Während ich spreche, muss ich vergessen, dass ich eine Zunge habe. Es ist ähnlich wie mit den Beinen beim Gehen. Mache ich mir zu viel Gedanken über ihre Position und Bewegung, stolpere ich. Meine Beine sind wie abwesend, während ich heute gehe. Wie auf einem unsichtbaren Pferd werde ich durch die Luft getragen. Aber im erschöpften Zustand werden meine Knie, Oberschenkel oder Füße spürbar oder auch bei jedem Versuch, auf eine neue Art zu gehen, sei es Gehen mit Schneeschuhen oder eine Wattwanderung, sind die Glieder wieder präsent.

Ähnlich verläuft es mit einer Fremdsprache, die von uns eine neue Art der Zungenbewegung verlangt. In einem japanischen Lehrbuch für die deutsche Sprache stand zum Beispiel, dass man, um den A-Umlaut („ä“) auszusprechen, die Zunge etwas höher halten solle als beim „a“. Anschließend müsse man mit etwas geöffnetem Mund ein japanisches „e“ aussprechen. Diese Beschreibung war so verwirrend, dass ein „äh…“ unwillkürlich aus meinem Mund sickerte.

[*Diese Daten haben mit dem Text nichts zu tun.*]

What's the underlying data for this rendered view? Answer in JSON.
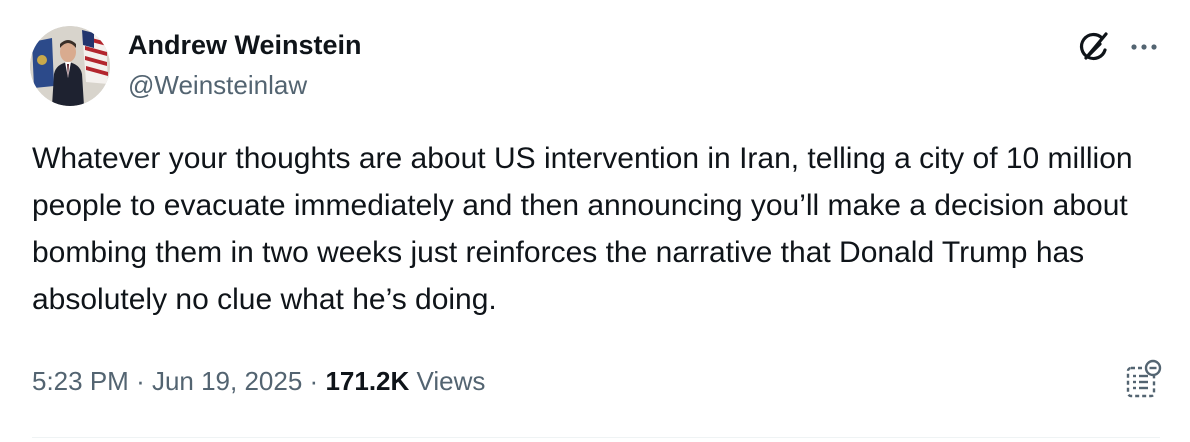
{
  "author": {
    "display_name": "Andrew Weinstein",
    "handle": "@Weinsteinlaw"
  },
  "tweet": {
    "text": "Whatever your thoughts are about US intervention in Iran, telling a city of 10 million people to evacuate immediately and then announcing you’ll make a decision about bombing them in two weeks just reinforces the narrative that Donald Trump has absolutely no clue what he’s doing."
  },
  "meta": {
    "time": "5:23 PM",
    "separator": "·",
    "date": "Jun 19, 2025",
    "views_count": "171.2K",
    "views_label": "Views"
  },
  "icons": {
    "grok": "grok-icon",
    "more": "more-icon",
    "summary": "summary-icon"
  },
  "colors": {
    "text_primary": "#0f1419",
    "text_secondary": "#536471",
    "divider": "#eff3f4"
  }
}
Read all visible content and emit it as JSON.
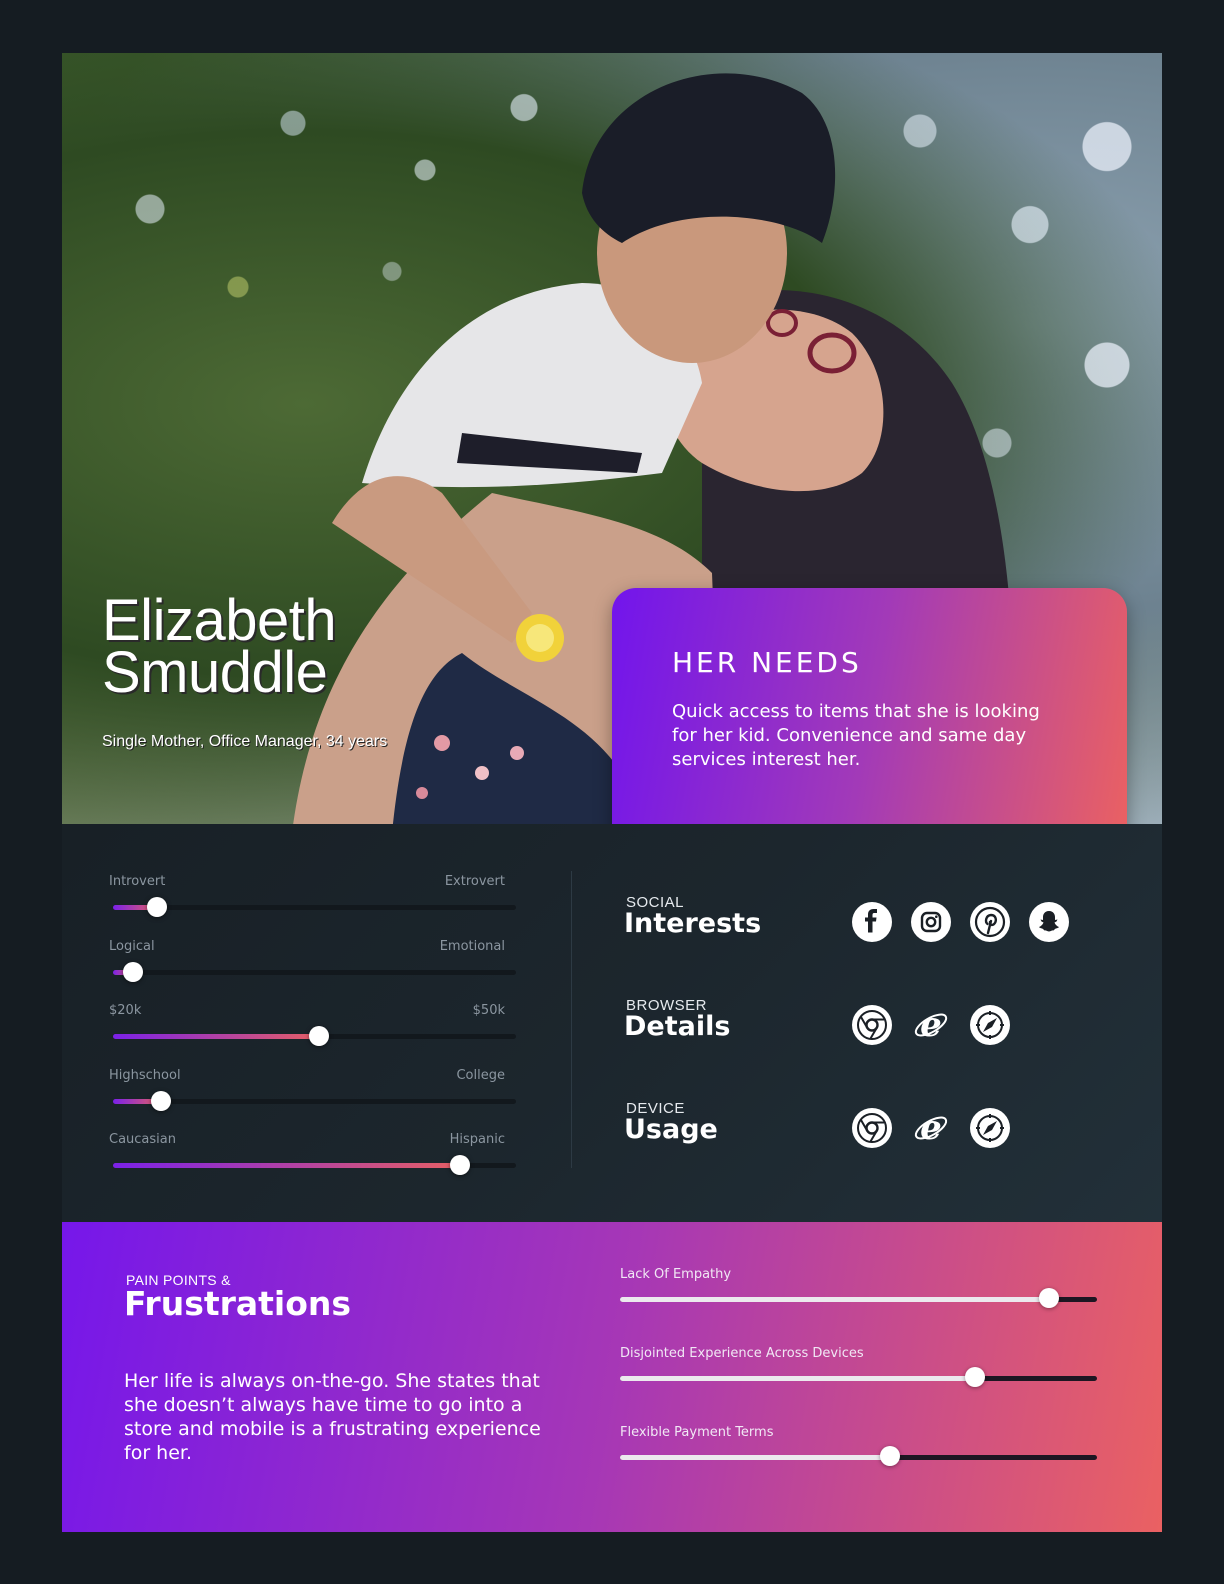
{
  "persona": {
    "first_name": "Elizabeth",
    "last_name": "Smuddle",
    "subtitle": "Single Mother, Office Manager, 34 years"
  },
  "needs": {
    "title": "HER NEEDS",
    "body": "Quick access to items that she is looking for her kid. Convenience and same day services interest her."
  },
  "traits": [
    {
      "left": "Introvert",
      "right": "Extrovert",
      "value": 0.11
    },
    {
      "left": "Logical",
      "right": "Emotional",
      "value": 0.05
    },
    {
      "left": "$20k",
      "right": "$50k",
      "value": 0.51
    },
    {
      "left": "Highschool",
      "right": "College",
      "value": 0.12
    },
    {
      "left": "Caucasian",
      "right": "Hispanic",
      "value": 0.86
    }
  ],
  "groups": [
    {
      "kicker": "SOCIAL",
      "title": "Interests",
      "icons": [
        "facebook-icon",
        "instagram-icon",
        "pinterest-icon",
        "snapchat-icon"
      ]
    },
    {
      "kicker": "BROWSER",
      "title": "Details",
      "icons": [
        "chrome-icon",
        "internet-explorer-icon",
        "safari-icon"
      ]
    },
    {
      "kicker": "DEVICE",
      "title": "Usage",
      "icons": [
        "chrome-icon",
        "internet-explorer-icon",
        "safari-icon"
      ]
    }
  ],
  "pain": {
    "kicker": "PAIN POINTS &",
    "title": "Frustrations",
    "body": "Her life is always on-the-go. She states that she doesn’t always have time to go into a store and mobile is a frustrating experience for her.",
    "bars": [
      {
        "label": "Lack Of Empathy",
        "value": 0.9
      },
      {
        "label": "Disjointed Experience Across Devices",
        "value": 0.745
      },
      {
        "label": "Flexible Payment Terms",
        "value": 0.567
      }
    ]
  },
  "colors": {
    "background": "#151c22",
    "gradient_start": "#7215ec",
    "gradient_end": "#ea6162",
    "panel": "#1c262d"
  }
}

Trotz meiner Verwirrung war ich für diese Beschreibung dankbar. Für einen Mund, der noch nie „ä“ ausgesprochen hat, ist jede Anweisung hilfreich. Sie ist kein Gesetz, keine Vorschrift und kein Befehl, die meine Zungenfreiheit einschränken, sondern eine Choreografie. Meine alte Zunge will zu einer neuen, unbekannten Musik tanzen. Warum sollte ich sonst eine neue Sprache lernen wollen?

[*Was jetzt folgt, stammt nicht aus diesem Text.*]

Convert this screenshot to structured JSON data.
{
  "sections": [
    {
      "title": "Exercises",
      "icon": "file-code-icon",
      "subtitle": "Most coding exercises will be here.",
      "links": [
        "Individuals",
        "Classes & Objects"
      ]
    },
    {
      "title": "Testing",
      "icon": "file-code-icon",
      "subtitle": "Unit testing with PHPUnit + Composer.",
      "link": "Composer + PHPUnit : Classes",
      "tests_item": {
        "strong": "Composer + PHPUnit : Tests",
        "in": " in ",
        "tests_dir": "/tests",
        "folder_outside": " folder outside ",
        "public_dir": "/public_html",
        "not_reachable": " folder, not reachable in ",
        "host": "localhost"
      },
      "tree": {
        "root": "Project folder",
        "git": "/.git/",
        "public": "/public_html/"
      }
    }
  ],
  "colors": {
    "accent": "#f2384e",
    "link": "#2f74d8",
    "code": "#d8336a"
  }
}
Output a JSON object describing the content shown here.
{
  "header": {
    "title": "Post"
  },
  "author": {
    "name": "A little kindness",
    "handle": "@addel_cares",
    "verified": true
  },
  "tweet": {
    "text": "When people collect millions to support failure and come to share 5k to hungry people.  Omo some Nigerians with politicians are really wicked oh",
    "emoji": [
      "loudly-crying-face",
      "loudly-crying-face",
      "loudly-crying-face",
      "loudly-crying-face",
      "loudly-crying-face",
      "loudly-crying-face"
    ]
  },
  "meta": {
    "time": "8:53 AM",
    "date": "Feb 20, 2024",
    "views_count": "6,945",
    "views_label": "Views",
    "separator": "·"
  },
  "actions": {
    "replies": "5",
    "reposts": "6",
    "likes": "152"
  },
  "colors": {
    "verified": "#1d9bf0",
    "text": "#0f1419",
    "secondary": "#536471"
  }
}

Betrachten wir den Mund als eine kleine Theaterbühne. Leider besitzen nicht alle Anwesenden eine Elastizität wie die Zunge. Der Gaumen ist eher eine feste Decke über der Bühne als ein Mitwirkender. Auch die Zähne können sich weder biegen noch dehnen. Wäre der einzelne Zahn beweglich wie ein Finger, hätten sich die menschlichen Sprachen ganz anders entwickelt.

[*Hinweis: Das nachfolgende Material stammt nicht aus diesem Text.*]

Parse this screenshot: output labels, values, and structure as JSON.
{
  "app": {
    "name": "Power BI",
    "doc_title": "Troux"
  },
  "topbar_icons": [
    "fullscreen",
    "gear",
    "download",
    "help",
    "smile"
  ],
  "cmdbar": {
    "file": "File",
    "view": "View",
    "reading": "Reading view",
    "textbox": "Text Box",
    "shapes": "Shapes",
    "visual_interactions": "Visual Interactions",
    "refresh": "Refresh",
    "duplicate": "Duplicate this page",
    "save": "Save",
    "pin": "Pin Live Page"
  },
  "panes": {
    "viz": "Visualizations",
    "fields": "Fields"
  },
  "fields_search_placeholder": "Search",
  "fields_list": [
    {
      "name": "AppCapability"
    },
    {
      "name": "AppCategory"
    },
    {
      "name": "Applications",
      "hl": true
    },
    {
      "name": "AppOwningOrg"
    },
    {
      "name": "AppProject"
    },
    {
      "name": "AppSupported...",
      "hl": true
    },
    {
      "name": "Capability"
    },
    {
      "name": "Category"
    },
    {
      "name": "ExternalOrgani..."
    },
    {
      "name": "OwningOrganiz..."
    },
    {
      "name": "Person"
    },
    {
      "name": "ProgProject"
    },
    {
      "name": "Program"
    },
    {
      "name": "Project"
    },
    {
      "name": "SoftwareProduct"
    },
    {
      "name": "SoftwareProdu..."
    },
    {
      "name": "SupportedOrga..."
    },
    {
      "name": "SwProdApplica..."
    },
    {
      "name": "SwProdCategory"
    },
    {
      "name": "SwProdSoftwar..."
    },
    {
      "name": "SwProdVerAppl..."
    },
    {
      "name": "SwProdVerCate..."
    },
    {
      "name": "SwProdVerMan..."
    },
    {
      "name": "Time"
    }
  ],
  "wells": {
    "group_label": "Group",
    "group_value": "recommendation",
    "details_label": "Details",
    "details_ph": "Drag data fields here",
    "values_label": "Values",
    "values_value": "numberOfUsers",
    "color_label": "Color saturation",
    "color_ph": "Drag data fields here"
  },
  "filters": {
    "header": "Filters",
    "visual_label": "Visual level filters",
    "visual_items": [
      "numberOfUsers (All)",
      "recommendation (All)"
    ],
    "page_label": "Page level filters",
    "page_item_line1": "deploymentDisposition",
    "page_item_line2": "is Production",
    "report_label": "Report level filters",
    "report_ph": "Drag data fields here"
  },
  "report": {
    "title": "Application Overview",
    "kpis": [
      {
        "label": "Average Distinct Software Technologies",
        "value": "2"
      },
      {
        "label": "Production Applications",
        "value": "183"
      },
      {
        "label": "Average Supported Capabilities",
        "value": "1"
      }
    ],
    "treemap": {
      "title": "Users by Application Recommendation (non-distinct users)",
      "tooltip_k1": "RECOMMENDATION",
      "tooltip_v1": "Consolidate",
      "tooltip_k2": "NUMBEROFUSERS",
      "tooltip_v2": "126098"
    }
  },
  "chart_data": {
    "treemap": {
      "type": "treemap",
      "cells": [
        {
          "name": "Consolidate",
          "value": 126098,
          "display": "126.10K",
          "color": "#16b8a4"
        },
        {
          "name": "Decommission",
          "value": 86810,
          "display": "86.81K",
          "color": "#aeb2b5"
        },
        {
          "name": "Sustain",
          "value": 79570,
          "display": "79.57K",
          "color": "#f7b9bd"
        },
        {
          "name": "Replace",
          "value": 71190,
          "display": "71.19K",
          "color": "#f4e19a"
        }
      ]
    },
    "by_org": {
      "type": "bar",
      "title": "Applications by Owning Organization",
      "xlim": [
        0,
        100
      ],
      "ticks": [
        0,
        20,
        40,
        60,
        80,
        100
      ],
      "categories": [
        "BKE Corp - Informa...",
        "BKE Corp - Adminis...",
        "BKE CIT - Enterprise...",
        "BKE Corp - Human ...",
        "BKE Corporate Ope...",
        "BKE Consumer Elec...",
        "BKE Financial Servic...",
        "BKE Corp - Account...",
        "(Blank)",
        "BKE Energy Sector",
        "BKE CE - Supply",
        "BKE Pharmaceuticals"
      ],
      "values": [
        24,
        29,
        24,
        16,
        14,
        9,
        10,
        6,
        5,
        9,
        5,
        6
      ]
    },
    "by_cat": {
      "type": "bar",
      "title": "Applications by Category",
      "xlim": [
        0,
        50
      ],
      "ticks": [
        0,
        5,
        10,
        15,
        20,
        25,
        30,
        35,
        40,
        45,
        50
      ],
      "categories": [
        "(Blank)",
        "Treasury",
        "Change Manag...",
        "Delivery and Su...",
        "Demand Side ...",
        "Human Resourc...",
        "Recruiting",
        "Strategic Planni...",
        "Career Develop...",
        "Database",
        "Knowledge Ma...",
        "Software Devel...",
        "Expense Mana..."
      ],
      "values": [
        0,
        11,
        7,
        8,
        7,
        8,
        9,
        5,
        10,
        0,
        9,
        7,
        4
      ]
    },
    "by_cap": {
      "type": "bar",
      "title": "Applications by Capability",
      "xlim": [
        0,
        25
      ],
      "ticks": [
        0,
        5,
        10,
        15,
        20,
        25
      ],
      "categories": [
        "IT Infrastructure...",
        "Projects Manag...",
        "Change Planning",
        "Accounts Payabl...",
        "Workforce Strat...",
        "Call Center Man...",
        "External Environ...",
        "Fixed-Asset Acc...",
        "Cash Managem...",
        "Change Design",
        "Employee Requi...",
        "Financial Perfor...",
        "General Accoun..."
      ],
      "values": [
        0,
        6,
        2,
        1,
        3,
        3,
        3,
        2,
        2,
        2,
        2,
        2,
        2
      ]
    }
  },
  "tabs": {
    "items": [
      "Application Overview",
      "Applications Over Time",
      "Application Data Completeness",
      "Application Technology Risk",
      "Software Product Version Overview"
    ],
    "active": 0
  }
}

Wenn der Choreograf bei der Probe anwesend ist, folgen alle Tänzer brav seinen Anweisungen. Kaum ist er weg, schon tanzen sie in einer Weise, die für sie bequemer ist.

Der Choreograf sagt zum Beispiel, dass die Zunge beim deutschen „i“ etwas weiter vorne liegen müsse als beim entsprechenden Vokal im Japanischen. Das war eine strenge Anweisung, dennoch kann ich mir kaum vorstellen, dass ich solche Feinheiten bis heute korrekt praktizieren würde. Denn ich habe etwas Wichtigeres zu tun. Hätte ich wenigstens ein Jahr lang versucht, mich streng daran zu halten, hätte die Zunge vielleicht gelernt, blitzschnell die richtige Position zu finden. Dafür hätte ich aber in Kauf nehmen müssen, die eigene Zunge als Fremdkörper im Mund zu spüren. Außerdem, wenn jeder Konsonant und jeder Vokal so viel Aufmerksamkeit brauchen, kann ich mich nicht mehr darauf konzentrieren, was ich sage.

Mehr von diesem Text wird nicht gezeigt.